Come si muore nei lager libici finanziati dall’Italia

 

FONTE:l’Unità

 

Il dramma migranti nei lager libici. Il campo di detenzione nel quale è stato girato il video, pubblicato da The Guardian, si chiama Abu Salim, alla periferia di Tripoli.

 

C’è una donna stesa sul pavimento, nuda, magrissima, quasi scheletrica. Ha gli occhi spalancati. Vicino a lei un’altra donna, probabilmente nigeriana, grida: è morta, è morta. È un video breve, 30 secondi appena. Un gruppo di profughi, finiti nelle mani delle guardie libiche, è riuscito a fuggire dal lager per migranti ed è arrivato in Tunisia. Da qui ha mandato il video al quotidiano inglese The Guardian. Che ne ha messo on line un frammento.

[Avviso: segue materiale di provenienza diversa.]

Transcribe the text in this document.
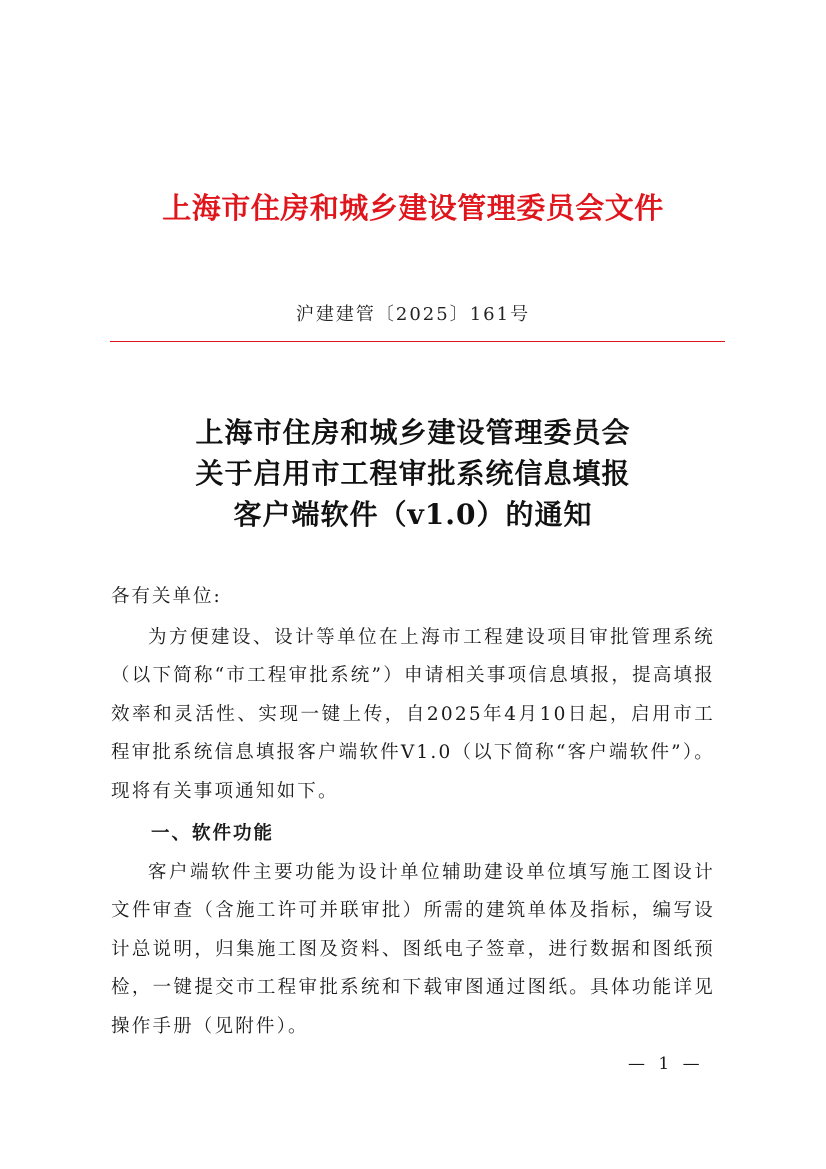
上海市住房和城乡建设管理委员会文件
沪建建管〔2025〕161号
上海市住房和城乡建设管理委员会
关于启用市工程审批系统信息填报
客户端软件（v1.0）的通知
各有关单位:

为方便建设、设计等单位在上海市工程建设项目审批管理系统（以下简称“市工程审批系统”）申请相关事项信息填报，提高填报效率和灵活性、实现一键上传，自2025年4月10日起，启用市工程审批系统信息填报客户端软件V1.0（以下简称“客户端软件”）。现将有关事项通知如下。

一、软件功能

客户端软件主要功能为设计单位辅助建设单位填写施工图设计文件审查（含施工许可并联审批）所需的建筑单体及指标，编写设计总说明，归集施工图及资料、图纸电子签章，进行数据和图纸预检，一键提交市工程审批系统和下载审图通过图纸。具体功能详见操作手册（见附件）。

— 1 —
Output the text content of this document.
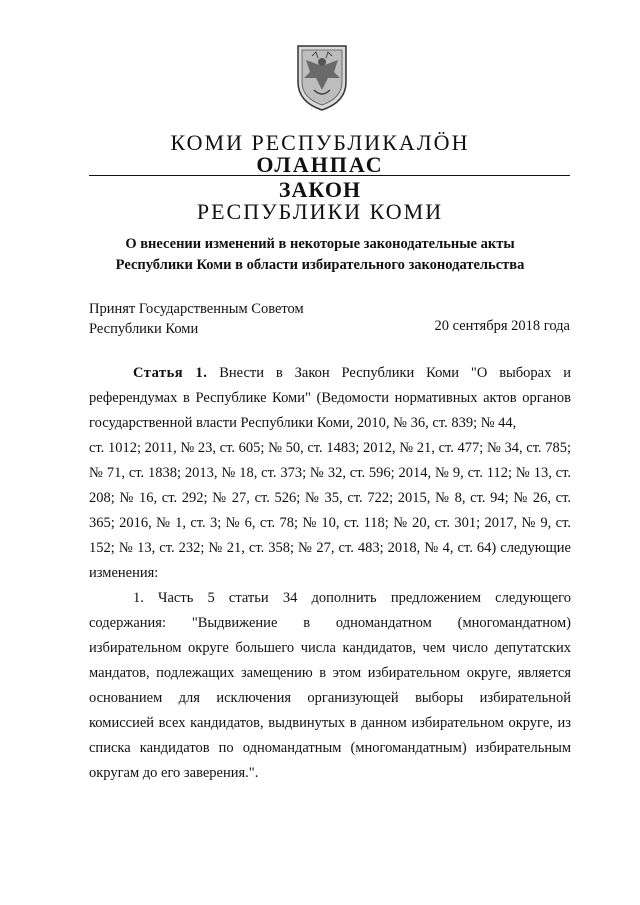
КОМИ РЕСПУБЛИКАЛӦН
ОЛАНПАС
ЗАКОН
РЕСПУБЛИКИ КОМИ
О внесении изменений в некоторые законодательные акты
Республики Коми в области избирательного законодательства
Принят Государственным Советом
Республики Коми	20 сентября 2018 года

Статья 1. Внести в Закон Республики Коми "О выборах и референдумах в Республике Коми" (Ведомости нормативных актов органов государственной власти Республики Коми, 2010, № 36, ст. 839; № 44,

ст. 1012; 2011, № 23, ст. 605; № 50, ст. 1483; 2012, № 21, ст. 477; № 34, ст. 785; № 71, ст. 1838; 2013, № 18, ст. 373; № 32, ст. 596; 2014, № 9, ст. 112; № 13, ст. 208; № 16, ст. 292; № 27, ст. 526; № 35, ст. 722; 2015, № 8, ст. 94; № 26, ст. 365; 2016, № 1, ст. 3; № 6, ст. 78; № 10, ст. 118; № 20, ст. 301; 2017, № 9, ст. 152; № 13, ст. 232; № 21, ст. 358; № 27, ст. 483; 2018, № 4, ст. 64) следующие изменения:

1. Часть 5 статьи 34 дополнить предложением следующего содержания: "Выдвижение в одномандатном (многомандатном) избирательном округе большего числа кандидатов, чем число депутатских мандатов, подлежащих замещению в этом избирательном округе, является основанием для исключения организующей выборы избирательной комиссией всех кандидатов, выдвинутых в данном избирательном округе, из списка кандидатов по одномандатным (многомандатным) избирательным округам до его заверения.".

Il campo di detenzione nel quale è stato girato il video si chiama Abu Salim. Sta alla periferia di Tripoli. Non sappiamo niente di questa donna morta, probabilmente, di fame. Sappiamo solo che era in fuga, forse dalla guerra o forse proprio dalla fame, sappiamo che probabilmente voleva venire a farsi una vita da noi, in Italia, sappiamo che se ce l’avesse fatta noi l’avremmo chiamata clandestina e additata al ludibrio del popolo, sappiamo che i suoi diritti a fuggire, a migrare, a cercare una vita migliore sono sanciti dalla dichiarazione dei diritti dell’umanità e dalla nostra costituzione, e poi sappiamo che è stata catturata, catturata come se fosse una bestia, e come se fosse una bestia messa in gabbia, e poi lasciata morire, come non si fa neanche con le bestie.

Infine sappiamo chi è che finanzia i tagliagole libici che si incaricano di questa mattanza: l’Italia. Sì, sì; noi li finanziamo, li finanziano i nostri governi che sottoscrivono con loro dei protocolli e poi se ne vantano. Dicono: abbiamo firmato un protocollo. Dicono: li aiutiamo a casa loro. Dicono che è il piano Mattei. Povero Mattei, partigiano, imprenditore geniale: hanno messo il suo nome a un progetto per scannare i profughi.